2.3 Primary myoblasts isolation, culture, immunostaining and analysis
The EDL of six adult male mice (n = 3 per genotype) was harvested and digested in 0.2% (w/v) collagenase type I solution at 37oC for 60 min. The cells were pelleted by centrifuged at 300g for 5 minutes at 16oC. The cell pellet was resuspended in 0.05% Trypsin-EDTA (Gibco, Paisley, UK), and serial trituration was subsequently performed using pipettes with different bore sizes (from 10-ml serological pipette, 5-ml serological pipette, 1-ml pipette tip to 18 G needle attached to a 1-ml syringe). The satellite cell-trypsin mixture was then incubated at 37oC for 10 min, centrifuged at 300g for 10 min at 16oC. The cell pellet was resuspended in conditioned medium [DMEM containing sodium pyruvate, 20% fetal bovine serum (Gibco), 10% horse serum (Hyclone, Logan, UT, USA), 1% chick embryonic extract (Gemini Bio Products, West Sacramento, CA, USA), and 1% penicillin-streptomycin (Gibco)] and filtered through a 40 µm nylon cell strainer (Corning Incorporated, Corning, NY, USA). The cell suspension was preplated in uncoated T-75 tissue culture flask (Techno Plastic Products, Trasadingen, Switzerland) for 2 h. After preplating, the purified cells were cultured in the 10% Matrigel®-coated 24-well plastic tissue culture plates (Techno Plastic Products).

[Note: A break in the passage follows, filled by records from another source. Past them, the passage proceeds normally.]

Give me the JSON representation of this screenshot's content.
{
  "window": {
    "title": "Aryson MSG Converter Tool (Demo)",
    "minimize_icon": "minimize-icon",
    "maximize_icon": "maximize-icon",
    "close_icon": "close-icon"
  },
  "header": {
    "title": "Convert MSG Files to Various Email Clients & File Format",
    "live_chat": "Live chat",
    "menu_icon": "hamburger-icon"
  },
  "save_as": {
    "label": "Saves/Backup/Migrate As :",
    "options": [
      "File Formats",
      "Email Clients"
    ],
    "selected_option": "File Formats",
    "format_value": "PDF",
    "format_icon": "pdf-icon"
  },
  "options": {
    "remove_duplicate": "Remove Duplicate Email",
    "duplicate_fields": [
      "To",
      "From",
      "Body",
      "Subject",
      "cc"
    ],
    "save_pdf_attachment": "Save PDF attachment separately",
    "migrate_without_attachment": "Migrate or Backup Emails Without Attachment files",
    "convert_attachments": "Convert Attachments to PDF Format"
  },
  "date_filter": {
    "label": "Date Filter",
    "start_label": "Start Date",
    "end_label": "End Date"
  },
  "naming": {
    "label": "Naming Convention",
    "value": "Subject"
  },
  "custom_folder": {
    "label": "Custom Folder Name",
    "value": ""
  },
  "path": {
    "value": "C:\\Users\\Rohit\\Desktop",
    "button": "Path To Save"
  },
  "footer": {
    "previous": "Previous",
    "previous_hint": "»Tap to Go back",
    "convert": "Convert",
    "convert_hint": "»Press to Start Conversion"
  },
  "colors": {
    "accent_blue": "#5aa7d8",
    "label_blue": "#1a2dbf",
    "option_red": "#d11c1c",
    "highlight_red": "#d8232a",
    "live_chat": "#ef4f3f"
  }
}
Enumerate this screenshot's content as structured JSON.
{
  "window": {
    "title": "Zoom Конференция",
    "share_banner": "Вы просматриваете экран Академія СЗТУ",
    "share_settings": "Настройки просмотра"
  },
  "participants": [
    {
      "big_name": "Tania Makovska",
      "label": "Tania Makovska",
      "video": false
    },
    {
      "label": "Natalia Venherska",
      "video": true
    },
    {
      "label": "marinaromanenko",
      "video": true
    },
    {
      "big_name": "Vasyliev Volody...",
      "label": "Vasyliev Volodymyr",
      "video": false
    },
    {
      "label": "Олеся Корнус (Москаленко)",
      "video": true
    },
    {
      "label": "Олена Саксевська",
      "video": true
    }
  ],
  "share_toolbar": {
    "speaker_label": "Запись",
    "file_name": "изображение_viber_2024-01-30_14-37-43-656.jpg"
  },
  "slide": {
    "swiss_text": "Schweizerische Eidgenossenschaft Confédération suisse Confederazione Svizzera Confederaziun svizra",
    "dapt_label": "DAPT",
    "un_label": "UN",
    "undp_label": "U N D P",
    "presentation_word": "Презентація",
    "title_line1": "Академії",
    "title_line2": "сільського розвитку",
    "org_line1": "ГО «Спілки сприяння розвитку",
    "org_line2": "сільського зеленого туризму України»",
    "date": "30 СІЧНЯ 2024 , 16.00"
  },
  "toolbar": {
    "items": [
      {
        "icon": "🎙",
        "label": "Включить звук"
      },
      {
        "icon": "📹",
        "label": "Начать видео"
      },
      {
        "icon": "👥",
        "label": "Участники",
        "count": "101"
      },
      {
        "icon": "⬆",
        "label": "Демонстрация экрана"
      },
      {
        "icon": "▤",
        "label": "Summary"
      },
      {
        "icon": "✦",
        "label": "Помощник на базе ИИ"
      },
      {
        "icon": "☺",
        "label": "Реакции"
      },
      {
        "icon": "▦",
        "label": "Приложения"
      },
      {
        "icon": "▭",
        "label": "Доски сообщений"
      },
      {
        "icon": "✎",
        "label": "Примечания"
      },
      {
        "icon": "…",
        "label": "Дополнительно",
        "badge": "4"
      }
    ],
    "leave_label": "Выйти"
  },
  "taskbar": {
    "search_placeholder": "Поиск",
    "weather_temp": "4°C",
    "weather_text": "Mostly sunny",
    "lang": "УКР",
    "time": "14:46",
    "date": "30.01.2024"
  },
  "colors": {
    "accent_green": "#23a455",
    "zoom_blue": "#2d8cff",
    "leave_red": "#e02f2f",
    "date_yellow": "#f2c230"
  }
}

When the primary myoblasts culture reached 75% confluency, they were trypsinised and seeded on 8-well removable micro-chamber slip (Ibidi USA, Madison, WI, USA) at a density of 1,000 cells/well in conditioned medium. The primary myoblast cultures were subsequently fixed and subjected to double immunocytochemical staining. In brief, the cells were fixed with 4% (w/v) paraformaldehyde (pH 7.4) in PBS for 10 min, permeabilized with 0.5% (v/v) Triton X-100 for 8 min and blocked with 1X PBS containing 1% (v/v) goat serum (Gibco) overnight at 4oC. The cells were incubated with primary antibody for overnight at 4oC then with secondary antibody for 1 h at room temperature followed by mounting in ProLong® Gold Antifade Reagent (Invitrogen, Carlsbad, CA, USA) containing DAPI. Self-renewing, proliferating, and differentiating myoblast progeny were distinguished as Pax7+MyoD-, Pax7+MyoD+ and Pax7-MyoD+, respectively . Myoblast proliferation and differentiation were confirmed using the cell proliferation marker Ki67  combined with the myogenic marker MyoD. Proliferating and differentiating myoblast progeny were distinguished as Ki67+MyoD+ (proliferating) and Ki67-MyoD+ (differentiating). Primary antibodies used were mouse monoclonal anti-Pax7 (1:5; clone Pax7; Developmental Studies Hybridoma Bank, Iowa City, IA, USA), mouse monoclonal anti-MyoD (1:200; clone 5.8A; Thermo Fisher Scientific, Inc., MA, USA), and rabbit polyclonal anti-MyoD (1:200; Santa Cruz Biotechnology, Santa Cruz, CA, USA).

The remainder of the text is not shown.